Cette bascule se traduit immédiatement dans la zone de vérité. Le penalty transformé par Cristiano Ronaldo à la 68e minute, après un but précédemment refusé par la VAR pour hors-jeu à la 61e minute, symbolise cette montée en puissance dans la surface : Portugal, jusque-là stérile dans la finition malgré un xG total de 2,18, commence à aligner la qualité des situations à leur conversion. L’entrée de Rúben Neves (IN) à la place de Cristiano Ronaldo (OUT) à la 81e minute verrouille ensuite le cœur du jeu pour protéger le score, tout en laissant à Gonçalo Ramos et Rafael Leão la mission d’attaquer la profondeur. Le but de la victoire de Gonçalo Ramos à 90+4’, servi par Rafael Leão, est la conséquence directe de ce dispositif : un Portugal plus compact derrière, mais capable de se projeter vite avec des couloirs très tranchants.

Réactions de Croatia

Côté Croatia, Zlatko Dalić a cherché à réinjecter de la créativité et de la présence offensive avec les entrées successives d’Igor Matanović (IN) pour Ante Budimir (OUT) dès la 46e minute, de Mario Pašalić (IN) pour Martin Baturina (OUT) à la 68e, puis de Joško Gvardiol (IN) pour Nikola Vlašić (OUT) à 90+2 et enfin d’Andrej Kramarić (IN) pour Mateo Kovačić (OUT) à 90+6. Ces ajustements ont renforcé le poids croate dans les dernières minutes, comme en témoignent les deux interventions de la VAR annulant des buts potentiels de Petar Sučić (81e) puis de Joško Gvardiol (90+13) pour hors-jeu. Toutefois, l’équilibre du bloc a été fragilisé, laissant davantage d’espaces à la transition portugaise.

Performance des Gardiens

Dans les buts, Diogo Costa (Portugal) a été sollicité à 6 reprises cadrées par Croatia et a réalisé 5 arrêts, ce qui, combiné à une valeur de « goals prevented » à -0,45, suggère qu’il a concédé un but légèrement en deçà de la difficulté moyenne des tirs subis. Son rôle a été crucial pour maintenir Portugal dans le match au moment fort croate, surtout en début de seconde période. En face, Dominik Livaković (Croatia) n’a effectué que 2 arrêts, alors que Portugal a cadré 3 fois pour 2 buts, ce qui reflète une efficacité clinique des Portugais dans leurs rares tentatives cadrées.
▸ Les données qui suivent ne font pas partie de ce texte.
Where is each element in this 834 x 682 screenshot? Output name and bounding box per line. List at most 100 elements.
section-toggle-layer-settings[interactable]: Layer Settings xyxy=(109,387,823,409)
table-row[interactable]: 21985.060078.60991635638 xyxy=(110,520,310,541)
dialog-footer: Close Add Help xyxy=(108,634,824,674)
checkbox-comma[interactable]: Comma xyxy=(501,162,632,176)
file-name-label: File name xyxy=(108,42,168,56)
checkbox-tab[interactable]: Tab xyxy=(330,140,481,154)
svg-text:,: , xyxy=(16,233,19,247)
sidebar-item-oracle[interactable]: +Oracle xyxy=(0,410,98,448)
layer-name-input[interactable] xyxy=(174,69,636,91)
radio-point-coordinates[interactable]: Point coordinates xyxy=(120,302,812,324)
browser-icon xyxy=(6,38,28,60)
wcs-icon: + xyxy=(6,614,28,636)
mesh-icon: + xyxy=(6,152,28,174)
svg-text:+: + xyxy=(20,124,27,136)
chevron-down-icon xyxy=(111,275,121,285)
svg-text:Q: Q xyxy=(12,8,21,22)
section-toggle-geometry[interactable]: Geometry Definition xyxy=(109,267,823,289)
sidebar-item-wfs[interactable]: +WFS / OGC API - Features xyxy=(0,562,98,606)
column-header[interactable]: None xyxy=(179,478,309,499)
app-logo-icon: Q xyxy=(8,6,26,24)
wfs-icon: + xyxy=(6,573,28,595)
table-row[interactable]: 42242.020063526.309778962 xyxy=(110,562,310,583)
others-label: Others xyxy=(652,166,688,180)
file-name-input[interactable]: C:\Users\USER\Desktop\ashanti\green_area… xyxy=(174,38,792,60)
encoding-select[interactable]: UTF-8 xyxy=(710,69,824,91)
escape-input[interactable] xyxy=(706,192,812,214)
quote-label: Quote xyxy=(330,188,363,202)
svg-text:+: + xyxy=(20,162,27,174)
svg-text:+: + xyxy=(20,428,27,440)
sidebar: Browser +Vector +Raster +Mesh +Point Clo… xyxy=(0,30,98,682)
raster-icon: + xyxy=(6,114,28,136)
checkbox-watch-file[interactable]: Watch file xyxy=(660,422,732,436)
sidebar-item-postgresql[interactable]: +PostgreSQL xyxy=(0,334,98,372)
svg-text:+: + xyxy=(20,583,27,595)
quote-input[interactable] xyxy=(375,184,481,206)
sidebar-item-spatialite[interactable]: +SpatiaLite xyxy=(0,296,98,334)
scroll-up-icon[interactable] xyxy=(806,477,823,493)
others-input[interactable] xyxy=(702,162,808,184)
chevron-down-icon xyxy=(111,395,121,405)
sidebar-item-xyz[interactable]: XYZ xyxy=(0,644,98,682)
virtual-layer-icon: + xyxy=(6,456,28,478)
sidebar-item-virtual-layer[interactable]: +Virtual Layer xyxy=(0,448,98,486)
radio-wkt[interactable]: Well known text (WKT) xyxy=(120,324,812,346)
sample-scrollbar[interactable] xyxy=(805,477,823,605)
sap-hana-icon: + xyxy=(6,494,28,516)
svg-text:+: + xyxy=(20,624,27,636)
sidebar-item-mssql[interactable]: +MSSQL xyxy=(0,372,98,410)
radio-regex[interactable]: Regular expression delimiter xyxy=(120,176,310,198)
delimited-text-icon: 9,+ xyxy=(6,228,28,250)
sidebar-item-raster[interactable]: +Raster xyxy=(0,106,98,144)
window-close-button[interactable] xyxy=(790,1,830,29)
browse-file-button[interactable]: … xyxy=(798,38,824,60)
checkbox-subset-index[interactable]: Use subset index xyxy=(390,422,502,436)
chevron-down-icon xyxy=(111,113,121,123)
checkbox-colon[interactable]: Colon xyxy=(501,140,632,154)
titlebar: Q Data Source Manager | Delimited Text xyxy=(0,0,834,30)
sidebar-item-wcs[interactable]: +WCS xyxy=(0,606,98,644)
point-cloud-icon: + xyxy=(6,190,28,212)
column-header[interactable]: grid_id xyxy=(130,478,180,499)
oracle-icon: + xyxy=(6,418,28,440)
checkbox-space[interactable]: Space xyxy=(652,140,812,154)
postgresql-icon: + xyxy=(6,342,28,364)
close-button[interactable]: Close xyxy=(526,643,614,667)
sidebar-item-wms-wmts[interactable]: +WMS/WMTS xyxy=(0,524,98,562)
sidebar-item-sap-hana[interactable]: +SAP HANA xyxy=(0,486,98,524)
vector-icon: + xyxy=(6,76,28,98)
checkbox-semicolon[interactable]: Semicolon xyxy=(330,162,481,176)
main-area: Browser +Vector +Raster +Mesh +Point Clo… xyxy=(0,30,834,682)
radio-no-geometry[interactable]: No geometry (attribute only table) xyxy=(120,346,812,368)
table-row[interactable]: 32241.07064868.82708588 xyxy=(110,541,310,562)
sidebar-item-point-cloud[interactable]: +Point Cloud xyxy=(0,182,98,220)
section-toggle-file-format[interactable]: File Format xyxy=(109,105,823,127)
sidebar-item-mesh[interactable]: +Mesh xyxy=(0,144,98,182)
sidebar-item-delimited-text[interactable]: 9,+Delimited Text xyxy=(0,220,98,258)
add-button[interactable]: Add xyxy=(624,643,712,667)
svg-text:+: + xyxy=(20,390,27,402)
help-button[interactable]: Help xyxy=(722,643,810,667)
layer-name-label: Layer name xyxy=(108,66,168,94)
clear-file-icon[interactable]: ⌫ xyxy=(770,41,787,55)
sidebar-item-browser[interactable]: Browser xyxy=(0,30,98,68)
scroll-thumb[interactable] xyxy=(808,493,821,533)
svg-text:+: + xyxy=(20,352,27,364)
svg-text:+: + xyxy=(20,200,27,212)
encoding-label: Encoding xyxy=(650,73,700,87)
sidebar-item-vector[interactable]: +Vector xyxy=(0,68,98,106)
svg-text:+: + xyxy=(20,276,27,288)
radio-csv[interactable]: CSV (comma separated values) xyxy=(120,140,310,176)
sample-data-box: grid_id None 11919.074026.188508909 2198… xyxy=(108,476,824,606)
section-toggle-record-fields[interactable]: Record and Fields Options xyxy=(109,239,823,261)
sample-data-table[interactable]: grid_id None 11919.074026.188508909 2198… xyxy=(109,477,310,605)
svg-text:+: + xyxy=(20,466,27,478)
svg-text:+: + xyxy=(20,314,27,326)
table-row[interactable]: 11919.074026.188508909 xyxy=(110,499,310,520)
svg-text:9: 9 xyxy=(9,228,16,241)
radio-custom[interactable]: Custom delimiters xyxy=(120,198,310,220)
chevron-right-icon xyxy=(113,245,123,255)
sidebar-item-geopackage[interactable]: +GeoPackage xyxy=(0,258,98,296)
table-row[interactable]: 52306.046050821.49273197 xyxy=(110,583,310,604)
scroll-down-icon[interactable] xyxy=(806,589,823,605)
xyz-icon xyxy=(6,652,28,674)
Discipline et Statistiques

Disciplinement, l’intensité croate s’est matérialisée par 12 fautes et 2 cartons jaunes, contre 6 fautes et 1 jaune pour Portugal. Outre le carton de Rúben Dias pour « Elbowing », Luka Modrić a été averti pour « Tripping » à la 59e minute, signe des difficultés croates à contenir les renversements portugais entre les lignes. En fin de match, Ivan Perišić a reçu un jaune pour « Unsportsmanlike conduct » à 90+8, dans un contexte de frustration croissante après le but tardif de Gonçalo Ramos et le dernier but refusé par la VAR.

Conclusion

Sur le plan des indicateurs avancés, l’écart d’xG (2,18 pour Portugal contre 1,34 pour Croatia) confirme que la sélection de Roberto Martinez s’est procuré les occasions globalement les plus qualitatives, même si Croatia a été plus menaçante en volume de tirs cadrés. Les 9 corners portugais contre 5 croates illustrent également une domination territoriale durable. En synthèse, Portugal a gagné ce Round of 32 par une combinaison de supériorité structurelle dans la possession, d’ajustements de banc décisifs après l’heure de jeu et d’une gestion plus lucide des moments clés, là où Croatia a payé cher ses déséquilibres tardifs malgré une vraie capacité à se créer du danger.